Lexipedia

Zisyadis Josef · Nationalrat · 2005-03-01

Zisyadis Josef · Nationalrat · Waadt · Fraktionslos · 2005-03-01

Wortprotokoll

Je fais partie de ces citoyens qui sont inquiets de la "marchandisation" croissante de la vie sociale et culturelle. Et je crois qu'au rythme où nous allons, il se pourrait bien qu'il y ait dans les dix ou vingt ans à venir une remise en cause graduelle d'un certain nombre de jours de repos et de jours fériés - tous ces jours fériés qui ont été largement acquis par la population.

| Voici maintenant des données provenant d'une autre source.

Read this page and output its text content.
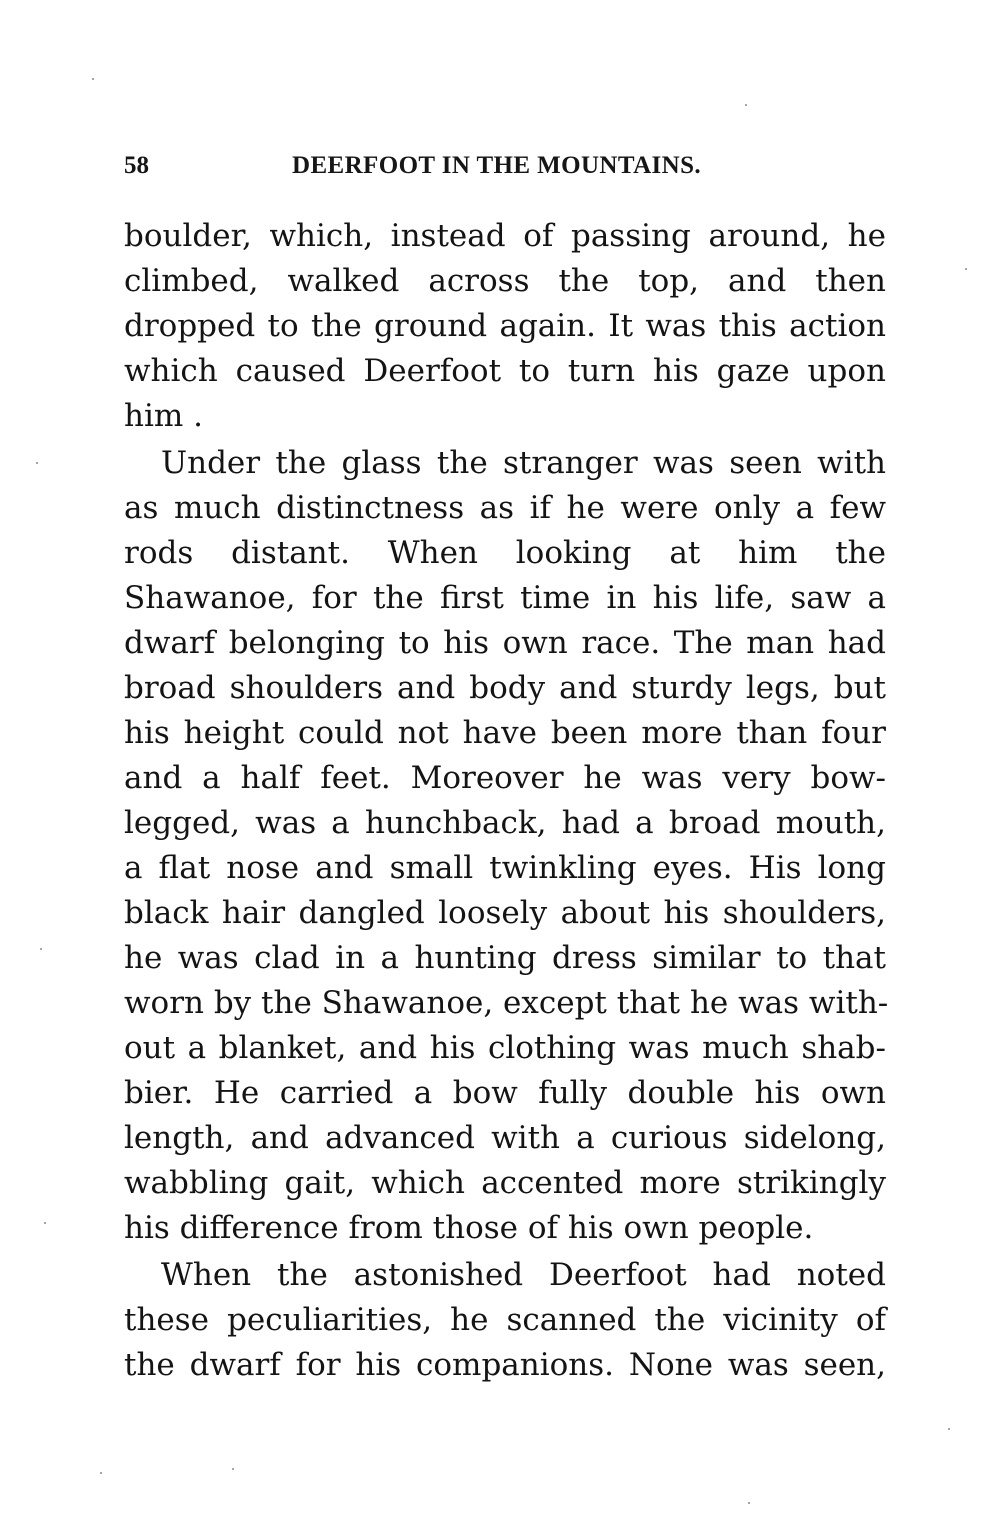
58	DEERFOOT IN THE MOUNTAINS.
boulder, which, instead of passing around, he
climbed, walked across the top, and then
dropped to the ground again. It was this action
which caused Deerfoot to turn his gaze upon
him .
Under the glass the stranger was seen with
as much distinctness as if he were only a few
rods distant. When looking at him the
Shawanoe, for the first time in his life, saw a
dwarf belonging to his own race. The man had
broad shoulders and body and sturdy legs, but
his height could not have been more than four
and a half feet. Moreover he was very bow-
legged, was a hunchback, had a broad mouth,
a flat nose and small twinkling eyes. His long
black hair dangled loosely about his shoulders,
he was clad in a hunting dress similar to that
worn by the Shawanoe, except that he was with-
out a blanket, and his clothing was much shab-
bier. He carried a bow fully double his own
length, and advanced with a curious sidelong,
wabbling gait, which accented more strikingly
his difference from those of his own people.
When the astonished Deerfoot had noted
these peculiarities, he scanned the vicinity of
the dwarf for his companions. None was seen,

L'initiative parlementaire qui vous est proposée fait donc passer de la loi à la Constitution six jours fériés qui seraient ainsi assurés sur un plan fédéral, alors que ce nombre de jours est pour l'instant du ressort cantonal. La loi prévoit que les cantons peuvent assimiler aux dimanches huit jours fériés et cette disposition est utilisée par la plupart des cantons. Les six jours fériés qui sont proposés dans mon initiative sont ceux qui sont le plus souvent inscrits dans les différentes lois cantonales. L'objectif n'est donc pas de restreindre le nombre de jours fériés, mais d'en protéger un nombre minimal par un rempart constitutionnel.

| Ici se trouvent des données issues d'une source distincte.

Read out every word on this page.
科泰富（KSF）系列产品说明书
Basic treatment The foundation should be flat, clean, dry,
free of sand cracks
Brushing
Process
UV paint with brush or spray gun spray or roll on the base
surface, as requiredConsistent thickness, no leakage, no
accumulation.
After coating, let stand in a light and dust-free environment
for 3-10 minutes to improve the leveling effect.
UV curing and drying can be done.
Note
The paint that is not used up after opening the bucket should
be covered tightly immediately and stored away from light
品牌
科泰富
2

Les avantages en seraient une harmonisation au plan de la Confédération, une absence de coûts vu que ce sont déjà des jours fériés reconnus - l'argument financier ne joue donc absolument pas -, et enfin une garantie obtenue par la population contre les démarches insidieuses de mise en place d'horaires atypiques et de précarisation générale des emplois. Il s'agit d'éviter que ces jours fériés qui ont été donnés aux travailleurs et aux citoyens au fil de l'histoire soient retranchés dans un futur proche. Je soulignerai seulement que cette initiative est formulée de manière à favoriser la décentralisation, parce que l'essentiel dans le domaine continuera d'être fait par les cantons, puisqu'il s'agit de six jours minimum.

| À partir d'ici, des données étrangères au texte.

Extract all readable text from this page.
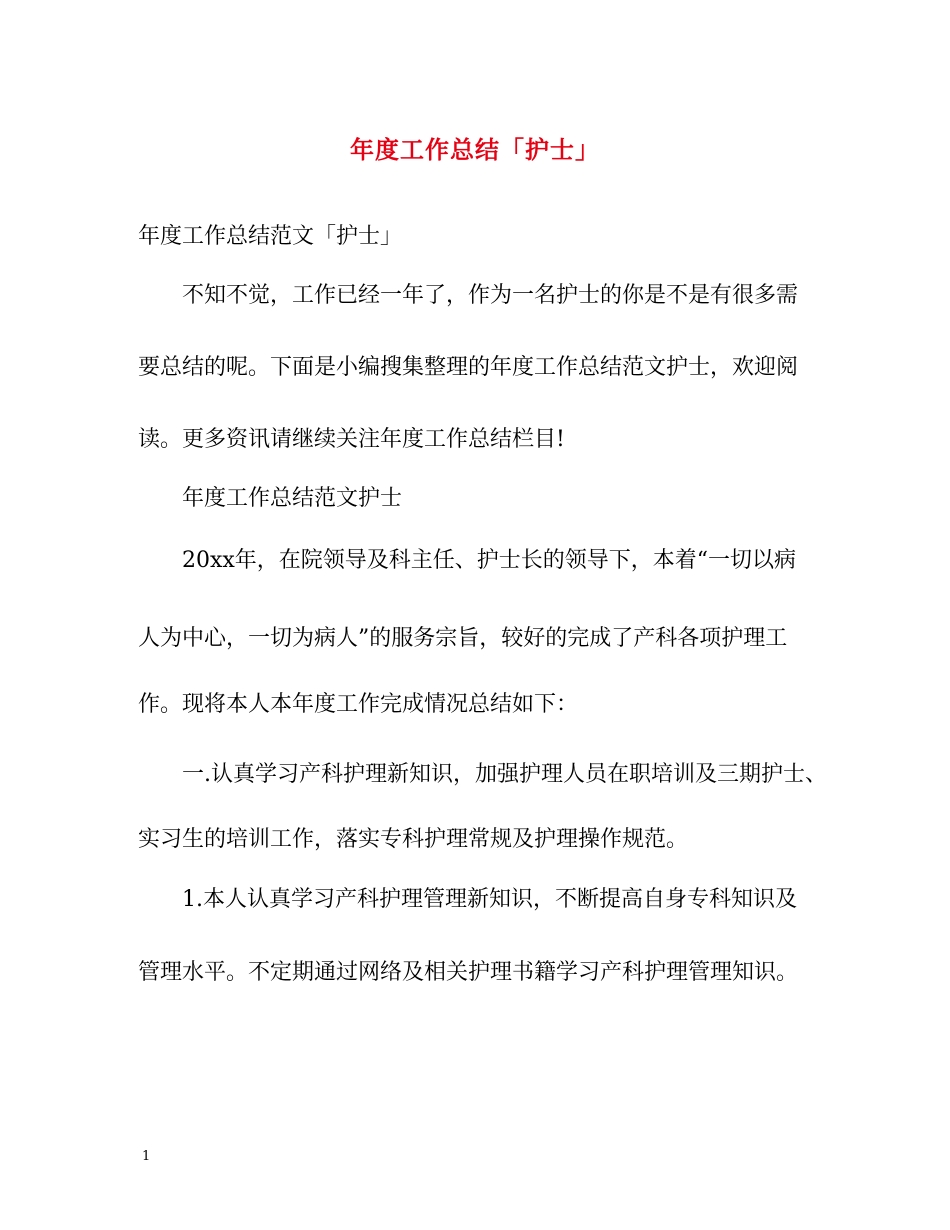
年度工作总结「护士」
年度工作总结范文「护士」
　　不知不觉，工作已经一年了，作为一名护士的你是不是有很多需
要总结的呢。下面是小编搜集整理的年度工作总结范文护士，欢迎阅
读。更多资讯请继续关注年度工作总结栏目!
　　年度工作总结范文护士
　　20xx年，在院领导及科主任、护士长的领导下，本着“一切以病
人为中心，一切为病人”的服务宗旨，较好的完成了产科各项护理工
作。现将本人本年度工作完成情况总结如下：
　　一.认真学习产科护理新知识，加强护理人员在职培训及三期护士、
实习生的培训工作，落实专科护理常规及护理操作规范。
　　1.本人认真学习产科护理管理新知识，不断提高自身专科知识及
管理水平。不定期通过网络及相关护理书籍学习产科护理管理知识。
1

L'heure est donc venue pour la Confédération de prévoir un certain nombre de règles harmonisées. L'argument selon lequel cela n'amène rien de nouveau est assez spécieux. Messieurs Favre et Leu ne voient pas de danger. J'aime beaucoup ce côté "Madame Soleil" de Monsieur Favre. Puisse le ciel l'entendre! Mais je ne suis en effet de loin pas persuadé que la remise en cause du repos du dimanche ne tienne pas d'une stratégie cohérente de la part du pouvoir économique. C'est donc au niveau constitutionnel que nous devons maintenir un certain nombre de valeurs auxquelles nous tenons, qui sont issues de l'histoire et de la culture - si évidemment les membres de ce Parlement sont attachés à ces valeurs et que nous ne sommes pas prêts tout simplement à les jeter par-dessus bord. Bref, c'est une initiative prévoyante qu'il faut assimiler à une sorte de garde-fou contre le pouvoir économique.

Je vous remercie de donner suite à cette initiative.